What’s In a Finish

Posted On February 28th, 2017

What’s In a Finish

We are Wood floors have been around us for centuries and earlier they were a little more than raw planks nailed to the supporting timbers. A long time back, wooden flooring went through a transformation as artisans experimented with sanding, staining and elaborate patterned inlays to bring out more elaborate visual effects. Since that time, it seems, wood is scarcely seen in its natural raw state. Adding something to it in order to treat it for a better look and performance is quite common.

For years, a variety of varied surface treatments have developed for wood flooring. Their aim was partly practical, partly artistic. A finish would help to perpetuate and protect the wood, and could make cleaning and maintenance more convenient. There are coatings which add gloss and color for an enhanced natural contrast and character of the wood.  There also exist water and oil based finishes, acid-cured and moisture cured options with their advantages and disadvantages. The most commonly used class of finishes today are polyurethane finishes.

A site finish to a factory applied one is still the preference of many installers in today’s scenario. But majority of hardwood floors are partially undone as the finish is applied at the time of manufacturing at the mill or factory, using a specially designed piece of machinery called a finishing line

Apart from the self-evident pros of speed, prefinishing has other benefits over site finishing as well.

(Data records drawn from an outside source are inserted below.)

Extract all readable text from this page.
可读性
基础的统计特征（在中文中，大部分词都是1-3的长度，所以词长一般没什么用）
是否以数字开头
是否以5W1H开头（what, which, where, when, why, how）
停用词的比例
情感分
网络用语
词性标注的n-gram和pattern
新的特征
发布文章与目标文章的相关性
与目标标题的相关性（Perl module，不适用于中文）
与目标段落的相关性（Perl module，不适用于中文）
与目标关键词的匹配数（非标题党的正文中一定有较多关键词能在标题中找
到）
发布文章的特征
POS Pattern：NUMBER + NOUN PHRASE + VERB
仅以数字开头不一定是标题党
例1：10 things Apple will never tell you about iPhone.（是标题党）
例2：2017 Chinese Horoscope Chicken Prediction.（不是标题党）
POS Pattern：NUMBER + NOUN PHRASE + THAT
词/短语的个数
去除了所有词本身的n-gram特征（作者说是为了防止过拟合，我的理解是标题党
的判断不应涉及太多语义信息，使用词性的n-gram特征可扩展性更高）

  1. It’s much cleaner to install as there is no on site sanding and finish application.
  2. There is less likelihood of releasing harmful VOCs into the installation environment during setting it up in place
  3. As the finish is catered to the end-user fully cured, there is virtually no off gassing over time
  4. The finish is cured in a controlled environment, ensuring thorough results
  5. The finish is applied mechanically, resulting in a more consistent application
  6. The flooring is ready to use at a short notice after installation

Given below is a typical list of the steps involved in a wood floor finish:

First, a stain is applied, to magnify the natural grain patterns and color of the wood or to actually change the color of the wood to a certain tone.

In some species and grades, fillers may be used to fill cracks, knots or other small voids in the material.

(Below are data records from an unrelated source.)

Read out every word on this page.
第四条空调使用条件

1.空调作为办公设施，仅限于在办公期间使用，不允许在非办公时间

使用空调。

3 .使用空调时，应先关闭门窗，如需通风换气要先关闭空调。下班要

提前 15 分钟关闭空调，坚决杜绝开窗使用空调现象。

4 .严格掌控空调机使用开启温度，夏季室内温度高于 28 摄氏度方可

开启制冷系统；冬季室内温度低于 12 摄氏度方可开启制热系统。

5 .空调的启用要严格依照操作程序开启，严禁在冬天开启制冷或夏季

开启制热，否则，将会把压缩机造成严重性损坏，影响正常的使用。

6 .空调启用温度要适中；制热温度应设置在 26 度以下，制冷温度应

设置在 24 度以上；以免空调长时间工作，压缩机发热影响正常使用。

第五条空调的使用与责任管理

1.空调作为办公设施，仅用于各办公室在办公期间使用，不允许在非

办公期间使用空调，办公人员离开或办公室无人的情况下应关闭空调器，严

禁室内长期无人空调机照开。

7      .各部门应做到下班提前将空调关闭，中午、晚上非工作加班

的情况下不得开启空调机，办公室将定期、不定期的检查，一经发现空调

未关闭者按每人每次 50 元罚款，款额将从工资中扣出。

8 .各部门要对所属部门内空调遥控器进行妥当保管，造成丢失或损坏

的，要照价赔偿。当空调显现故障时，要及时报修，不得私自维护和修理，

primer is applied to enable better grip of the finish to the wood.

Next is the sealing coats. These are consecutive layers of polyurethane which are coated, UV cured, and then lightly sanded before the next coat is applied.

Finally, a top coat of polyurethane is applied, which is specially formulated to provide appended properties such as scratch, dent, slip and stain resistance, improved gloss retention, and so on.

The bottom line is that the customers are concerned with the duration of the finish warranty at the end of the day. With advancing technology, we can easily get 50 year wear warranty on premium quality prefinished floors.